Aspen Santa Fe Ballet Bankhead Theater, Livermore, California
April 21, 2016

Aspen Santa Fe Ballet Samantha Campanile and Lukasz Zieba in Cayetano Soto's "Huma Rojo" Photo Jordan Curet

Aspen Santa Fe Ballet
Samantha Campanile and Lukasz Zieba
in Cayetano Soto’s “Huma Rojo”
Photo Jordan Curet

Landing back home, I rushed to Livermore to meet up with my partner for the return to the SF Bay Area of her friends’ company. Aspen Santa Fe Ballet – directed by Tom Mossbrucker and Jean-Philippe “JP” Malaty – is back to the artistic strength befitting their reputation since the last time we saw them, with three very stylish contemporary works by Jorma Elo, Alejandro Cerrudo and Cayetano Soto in a program reminiscent of illustrious internationally-recognized companies like Nederlands Dans Theater and Batsheva, especially Soto’s crowd-pleasing Huma Rojo which uses swing music similar to that of Ohad Naharin’s Minus 16.

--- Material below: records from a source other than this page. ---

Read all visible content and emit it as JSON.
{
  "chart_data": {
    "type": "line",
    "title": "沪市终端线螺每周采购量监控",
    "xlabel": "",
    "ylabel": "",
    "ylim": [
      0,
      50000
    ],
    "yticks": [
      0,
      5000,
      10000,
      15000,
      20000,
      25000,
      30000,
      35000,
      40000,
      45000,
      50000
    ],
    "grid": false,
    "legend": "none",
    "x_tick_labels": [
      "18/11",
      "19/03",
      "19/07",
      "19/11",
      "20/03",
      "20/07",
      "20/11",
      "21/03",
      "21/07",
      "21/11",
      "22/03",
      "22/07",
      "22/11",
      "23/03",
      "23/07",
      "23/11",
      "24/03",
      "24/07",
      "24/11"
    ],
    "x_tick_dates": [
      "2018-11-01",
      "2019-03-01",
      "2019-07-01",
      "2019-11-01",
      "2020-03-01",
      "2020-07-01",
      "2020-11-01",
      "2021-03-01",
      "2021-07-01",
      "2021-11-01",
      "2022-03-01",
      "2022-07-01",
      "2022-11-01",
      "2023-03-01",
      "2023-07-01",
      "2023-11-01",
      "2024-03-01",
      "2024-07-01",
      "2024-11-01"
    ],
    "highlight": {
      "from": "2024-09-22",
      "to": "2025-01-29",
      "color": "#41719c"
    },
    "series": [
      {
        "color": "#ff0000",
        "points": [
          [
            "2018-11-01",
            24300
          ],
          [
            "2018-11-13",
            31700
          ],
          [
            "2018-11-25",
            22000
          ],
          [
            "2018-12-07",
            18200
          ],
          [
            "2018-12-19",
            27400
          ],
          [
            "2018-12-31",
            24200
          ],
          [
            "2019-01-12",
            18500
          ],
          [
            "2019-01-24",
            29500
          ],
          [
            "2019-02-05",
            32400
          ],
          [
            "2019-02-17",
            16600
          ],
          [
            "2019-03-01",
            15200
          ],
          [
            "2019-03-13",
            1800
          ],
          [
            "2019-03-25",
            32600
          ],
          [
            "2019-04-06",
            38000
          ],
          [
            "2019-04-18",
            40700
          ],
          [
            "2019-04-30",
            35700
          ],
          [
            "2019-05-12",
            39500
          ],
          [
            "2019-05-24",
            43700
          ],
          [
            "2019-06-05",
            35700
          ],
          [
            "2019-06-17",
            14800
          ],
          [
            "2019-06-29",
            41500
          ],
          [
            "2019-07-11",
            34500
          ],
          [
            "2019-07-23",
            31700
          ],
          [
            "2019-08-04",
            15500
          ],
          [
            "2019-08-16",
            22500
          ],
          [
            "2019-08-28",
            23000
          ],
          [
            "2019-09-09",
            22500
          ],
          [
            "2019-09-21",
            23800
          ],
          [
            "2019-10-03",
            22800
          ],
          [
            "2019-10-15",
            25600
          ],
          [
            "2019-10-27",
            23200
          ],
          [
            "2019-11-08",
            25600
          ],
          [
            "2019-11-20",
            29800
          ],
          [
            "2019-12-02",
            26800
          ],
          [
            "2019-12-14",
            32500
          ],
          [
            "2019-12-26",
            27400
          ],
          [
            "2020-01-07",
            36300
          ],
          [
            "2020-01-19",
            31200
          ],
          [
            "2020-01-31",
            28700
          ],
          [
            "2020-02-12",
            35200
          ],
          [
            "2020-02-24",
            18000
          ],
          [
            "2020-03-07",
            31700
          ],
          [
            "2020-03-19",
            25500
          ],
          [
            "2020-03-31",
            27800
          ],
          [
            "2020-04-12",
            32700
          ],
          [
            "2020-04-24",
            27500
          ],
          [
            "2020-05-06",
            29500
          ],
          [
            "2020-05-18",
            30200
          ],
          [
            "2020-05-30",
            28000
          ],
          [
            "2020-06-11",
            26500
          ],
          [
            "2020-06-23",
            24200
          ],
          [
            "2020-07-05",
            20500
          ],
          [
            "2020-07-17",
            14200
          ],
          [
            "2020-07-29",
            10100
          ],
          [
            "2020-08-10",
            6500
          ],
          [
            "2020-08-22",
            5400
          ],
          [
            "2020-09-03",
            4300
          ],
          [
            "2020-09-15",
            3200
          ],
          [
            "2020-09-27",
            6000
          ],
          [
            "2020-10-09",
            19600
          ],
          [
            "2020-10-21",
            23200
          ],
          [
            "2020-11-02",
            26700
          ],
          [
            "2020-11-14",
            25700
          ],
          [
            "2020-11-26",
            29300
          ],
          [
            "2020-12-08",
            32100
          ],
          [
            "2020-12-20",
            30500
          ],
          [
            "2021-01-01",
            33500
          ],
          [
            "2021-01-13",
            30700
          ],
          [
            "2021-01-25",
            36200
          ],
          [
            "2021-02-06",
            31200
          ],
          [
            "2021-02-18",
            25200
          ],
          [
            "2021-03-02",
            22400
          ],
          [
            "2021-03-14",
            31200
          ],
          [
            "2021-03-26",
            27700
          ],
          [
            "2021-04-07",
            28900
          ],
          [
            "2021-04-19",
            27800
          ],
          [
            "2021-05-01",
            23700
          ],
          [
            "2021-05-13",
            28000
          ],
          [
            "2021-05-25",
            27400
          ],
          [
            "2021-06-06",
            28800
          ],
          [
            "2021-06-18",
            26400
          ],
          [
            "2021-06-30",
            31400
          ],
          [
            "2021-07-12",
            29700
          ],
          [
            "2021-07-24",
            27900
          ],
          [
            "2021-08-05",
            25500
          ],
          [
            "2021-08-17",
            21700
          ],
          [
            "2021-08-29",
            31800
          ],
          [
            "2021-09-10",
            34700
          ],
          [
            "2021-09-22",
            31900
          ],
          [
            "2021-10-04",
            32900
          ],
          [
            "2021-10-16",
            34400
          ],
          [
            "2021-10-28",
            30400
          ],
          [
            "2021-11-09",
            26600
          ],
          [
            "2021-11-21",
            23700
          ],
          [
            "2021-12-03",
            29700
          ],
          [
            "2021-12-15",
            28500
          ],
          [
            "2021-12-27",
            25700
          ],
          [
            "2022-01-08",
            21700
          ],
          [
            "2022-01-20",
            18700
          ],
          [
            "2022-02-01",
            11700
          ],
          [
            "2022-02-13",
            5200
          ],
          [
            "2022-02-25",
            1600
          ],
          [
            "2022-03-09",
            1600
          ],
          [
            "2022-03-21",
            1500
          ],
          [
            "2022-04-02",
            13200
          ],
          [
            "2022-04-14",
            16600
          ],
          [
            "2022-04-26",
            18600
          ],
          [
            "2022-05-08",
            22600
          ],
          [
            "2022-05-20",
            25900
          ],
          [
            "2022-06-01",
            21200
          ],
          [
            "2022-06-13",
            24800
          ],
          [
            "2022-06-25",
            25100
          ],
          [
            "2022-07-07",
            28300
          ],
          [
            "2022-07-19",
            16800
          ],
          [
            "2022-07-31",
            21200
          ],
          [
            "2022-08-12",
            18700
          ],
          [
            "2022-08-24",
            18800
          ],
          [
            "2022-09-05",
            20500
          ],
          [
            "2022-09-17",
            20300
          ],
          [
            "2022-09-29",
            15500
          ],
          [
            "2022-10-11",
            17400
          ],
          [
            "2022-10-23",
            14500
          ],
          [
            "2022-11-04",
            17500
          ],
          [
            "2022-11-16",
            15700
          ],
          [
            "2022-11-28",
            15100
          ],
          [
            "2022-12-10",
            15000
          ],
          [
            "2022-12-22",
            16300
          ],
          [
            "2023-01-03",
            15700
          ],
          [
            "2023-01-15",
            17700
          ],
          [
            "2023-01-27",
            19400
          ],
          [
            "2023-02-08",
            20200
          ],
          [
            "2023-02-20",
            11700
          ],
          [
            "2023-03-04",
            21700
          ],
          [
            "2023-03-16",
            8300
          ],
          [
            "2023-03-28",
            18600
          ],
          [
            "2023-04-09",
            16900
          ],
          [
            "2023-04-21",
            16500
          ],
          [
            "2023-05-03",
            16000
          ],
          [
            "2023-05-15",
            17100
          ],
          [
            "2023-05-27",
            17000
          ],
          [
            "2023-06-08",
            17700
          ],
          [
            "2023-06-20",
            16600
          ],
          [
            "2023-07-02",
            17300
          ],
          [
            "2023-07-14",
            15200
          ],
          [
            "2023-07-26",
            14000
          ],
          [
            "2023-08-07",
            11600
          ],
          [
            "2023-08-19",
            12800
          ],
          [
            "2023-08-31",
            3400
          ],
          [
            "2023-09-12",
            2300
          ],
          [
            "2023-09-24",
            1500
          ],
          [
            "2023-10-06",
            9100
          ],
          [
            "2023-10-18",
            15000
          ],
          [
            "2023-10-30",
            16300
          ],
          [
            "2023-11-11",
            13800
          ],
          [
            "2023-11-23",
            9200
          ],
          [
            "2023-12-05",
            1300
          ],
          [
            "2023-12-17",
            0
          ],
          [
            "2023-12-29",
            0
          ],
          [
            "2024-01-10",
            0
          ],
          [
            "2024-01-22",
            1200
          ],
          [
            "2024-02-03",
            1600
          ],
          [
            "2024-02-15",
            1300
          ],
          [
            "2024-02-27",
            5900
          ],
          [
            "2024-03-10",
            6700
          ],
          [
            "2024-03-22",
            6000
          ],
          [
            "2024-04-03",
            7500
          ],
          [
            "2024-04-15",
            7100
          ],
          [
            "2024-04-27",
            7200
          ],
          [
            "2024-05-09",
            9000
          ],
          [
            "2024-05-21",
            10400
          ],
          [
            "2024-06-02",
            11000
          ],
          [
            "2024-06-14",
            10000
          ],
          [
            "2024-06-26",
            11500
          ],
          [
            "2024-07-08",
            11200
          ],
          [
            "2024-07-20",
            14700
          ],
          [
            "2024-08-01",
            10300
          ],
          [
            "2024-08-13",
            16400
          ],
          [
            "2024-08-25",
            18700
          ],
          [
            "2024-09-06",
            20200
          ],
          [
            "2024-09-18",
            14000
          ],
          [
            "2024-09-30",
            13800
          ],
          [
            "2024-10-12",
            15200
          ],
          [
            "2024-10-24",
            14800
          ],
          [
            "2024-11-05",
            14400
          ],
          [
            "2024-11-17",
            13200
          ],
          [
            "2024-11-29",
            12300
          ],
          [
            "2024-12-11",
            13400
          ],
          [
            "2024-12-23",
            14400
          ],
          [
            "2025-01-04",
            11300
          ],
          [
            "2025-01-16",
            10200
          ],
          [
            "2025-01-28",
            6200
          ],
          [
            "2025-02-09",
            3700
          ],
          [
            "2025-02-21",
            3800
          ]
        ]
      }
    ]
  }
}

Cerrudo’s Silent Ghost, the other ASFB-commissioned work on the program, showcases the collective artistry – and individual personalities, especially Jenelle Figgins – of the company, while 1st Flash by Elo has been well adapted from the original creation for Hubbard Street Dance Chicago. It was also nice to see Sadie Brown having grown in strength since I last saw her at Grand Rapids Ballet – one set of friends was sorry to lose her talents but another has gained it.